Alberto Fernández , um advogado de 60 anos, usa como elemento legitimador a sua experiência como chefe de gabinete no governo de Néstor Kirchner (2003-2007) e durante o primeiro ano de liderança de Cristina Kirchner (2008), agora a sua vice-presidente que vai liderar o Senado.

A economia vai o ano em queda de 3,1%, inflação em torno de 55%, pobreza em cerca de 40%, desemprego em 10,4% e uma desvalorização monetária de quase 40%. Todos os números são piores do que quando Cristina Kirchner encerrou o mandato em 2015.

Fazendo uso de um tom pragmático, Fernández conseguiu reunir a oposição peronista, que engloba todas as correntes da direita à esquerda, após anos de divisões.

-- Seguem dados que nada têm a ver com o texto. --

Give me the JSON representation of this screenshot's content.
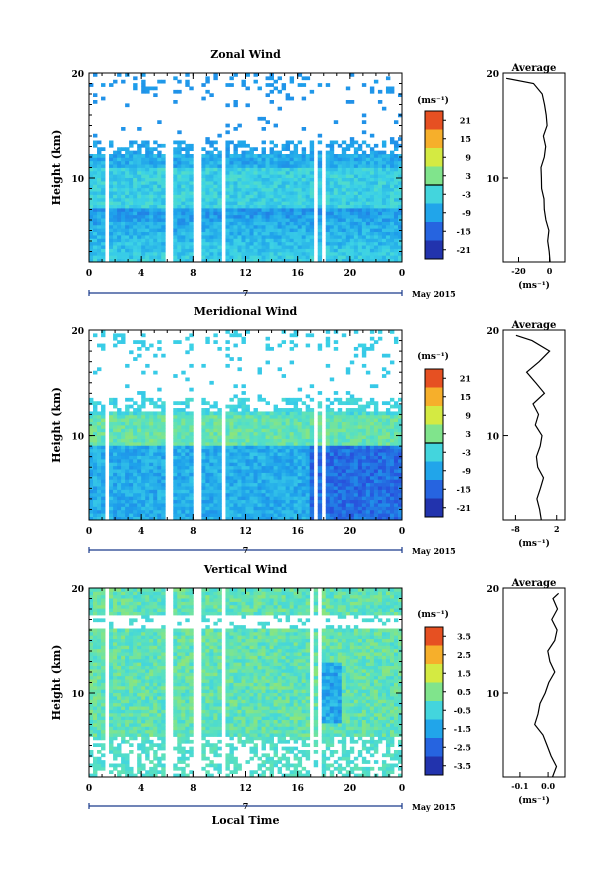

O seu principal desafio será tomar as rédeas de um governo de coligação, afirma o analista político Enrique Zuleta. "Fernández é uma pessoa muito experiente. Domina os temas internacionais e os da dívida. Está muito preparado. É um homem de governo, mas não é um homem de Estado. O maior desafio será administrar essa coligação heterogénea", refere.

A busca do equilíbrio para manter a unidade da aliança levou-o a adotar um estilo lacónico e a compor um gabinete, no qual todas as tendências estarão representadas. "Quis que a unidade se refletisse no governo", defendeu Fernández, ao apresentar a equipa na sexta-feira.

O primeiro problema que deverá enfrentar será a renegociação da dívida, tanto com o Fundo Monetário Internacional (44 mil milhões de dólares recebidos desde 2018) como com proprietários de títulos. No total, a dívida externa argentina passa de 315 mil milhões de dólares, quase 100% de seu Produto Interno Bruto (PIB).

Para essa tarefa, escolheu Martín Guzmán, um colaborador do Prémio Nobel de Economia Joseph Stiglitz.

"Com o FMI já estamos a trabalhar. É um trabalho que deve ser feito silenciosamente, mas os argentinos podem ficar tranquilos que estamos a tratar do tema há semanas. Abrimos um processo de negociação e estamos satisfeitos com o modo como evolui", afirmou o presidente eleito.

O professor Héctor Rubini, da Universidade del Salvador, destaca que, embora "não tenha havido definições" em matéria económica, é claro que os economistas que assessoram Fernández se caracterizam por uma abordagem que dá prioridade à intervenção do Estado para promover a industrialização e, por esta via, a recuperação do emprego e da procura agregada".

Para as primeiras semanas de governo, este economista prevê a manutenção, ou mesmo o aumento do rígido controle cambial imposto em outubro. Rubini também acredita que será aprovada uma nova lei orçamental, destinando verba para o combate à pobreza. Fernández já declarou que esta questão é um "imperativo moral".

"Tem tempo, tem o Congresso, tem ideias"

Apesar do duro panorama económico, Fernández terá um país com paz social, o Congresso ao seu lado e tempo pela frente, até aos prazos de vencimento da dívida.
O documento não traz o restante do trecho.